Hoffmann, l’oeuvre d’un mourant
Avec la chute du Second Empire et le trouble politique qui suit, enfin l’avènement de la III ème République, Offenbach se maintient artistiquement mais le milieu parisien ne l’entend pas ainsi qui veut lui faire payer le succès du « Bouffon Impérial ». Ainsi quand il propose en 1872, « Fantasio » d’après Musset, une nouvelle cabale emporte son chef-d’oeuvre. Dégoûté, le compositeur s’éloigne de l’Opéra-Comique: il lui semble revivre l’échec et l’amertume de « Barkouf » dix années auparavant.
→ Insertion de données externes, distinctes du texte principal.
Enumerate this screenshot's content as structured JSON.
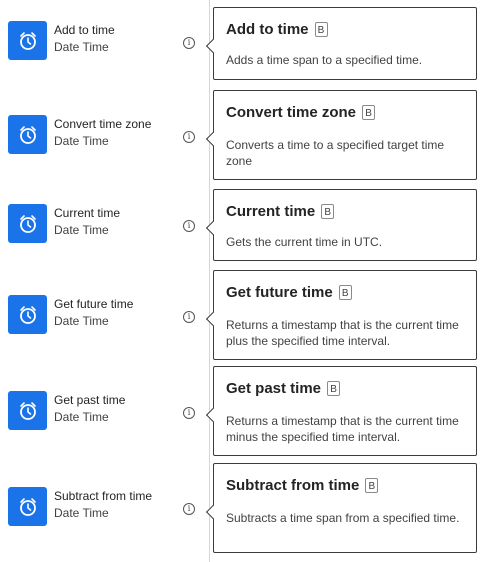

Pourtant les années qui suivent se montrent plus clémentes. D’après un texte de Victorien Sardou qui s’inspire d’E.T.A. Hoffmann, Le Roi Carotte triomphe à la Gaîté Lyrique dont Offenbach devient directeur en juin 1873. Il le restera deux années pendant lesquelles il fait représenter Jeanne d’Arc de Gounod sur un livret de Barbier. Ce dernier est alors sollicité par le compositeur d’Orphée aux Enfers pour reprendre l’idée d’adapter à l’opéra, Les Contes d’Hoffmann. Mais Offenbach qui a dû quitter ses fonctions à la Gaîté a convaincu Albert Vizentini, son successeur de l’intérêt de l’ouvrage. L’opéra est à l’affiche de la saison 1877-1878, et le compositeur s’engage à rendre sa copie. Hélas, nouvelles déconvenues, la Gaîté n’a plus les moyens financiers pour monter l’oeuvre d’Offenbach. Et le compositeur fait entendre plusieurs scènes de son nouvel opéra, quasi achevé, dans son propre appartement, boulevard des Capucines. L’audition porte ses fruits. L’Opéra de Vienne retient l’ouvrage et Carvalho, directeur de l’Opéra-Comique depuis 1876, réserve aussi la création de l’opéra à Paris. Pour la création parisienne, Offenbach très malade, travaille à l’achèvement de son oeuvre. On sait que les défaillances techniques de la poupée Olympia renvoie aux souffrances personnelles qui l’accablent pendant la gestation de l’ouvrage. En août 1880, il s’en ouvre à sa fille dans une lettre célèbre: « Le ressort de la poupée articulée se détraque maintenant à la moindre fatigue ». Les répétitions commencent le 11 septembre 1880. L’auteur meurt le 5 octobre sans pouvoir assister comme il l’espérait à la création de son chef-d’oeuvre. Le fils du compositeur, Auguste, aidé d’Ernest Guiraud, chargé par la famille de terminer la partition, accompagnent les répétitions. On sait à présent que l’ouvrage laissé par Offenbach était quasiment abouti, mais seule l’orchestration était fragmentaire. La création a lieu le 10 février 1881 à l’Opéra-Comique dans une version révisée par Carvalho : les rôles de la Muse et de Nicklausse qui ne formaient qu’un seul personnage, sont séparés et chantés par deux interprètes différents. Pire, l’acte de Venise a été tout bonnement censuré. Il faudra que les parisiens patientent jusqu’en 1911 pour l’écouter.
Le succès est triomphal et la 100 ème est atteinte dès le mois de décembre suivant, avant que l’Opéra de Vienne ne sombre dans les flammes, empêchant une carrière plus prestigieuse encore. Entre Paris et Vienne, l’opéra d’Offenbach a fait son entrée par la grande porte.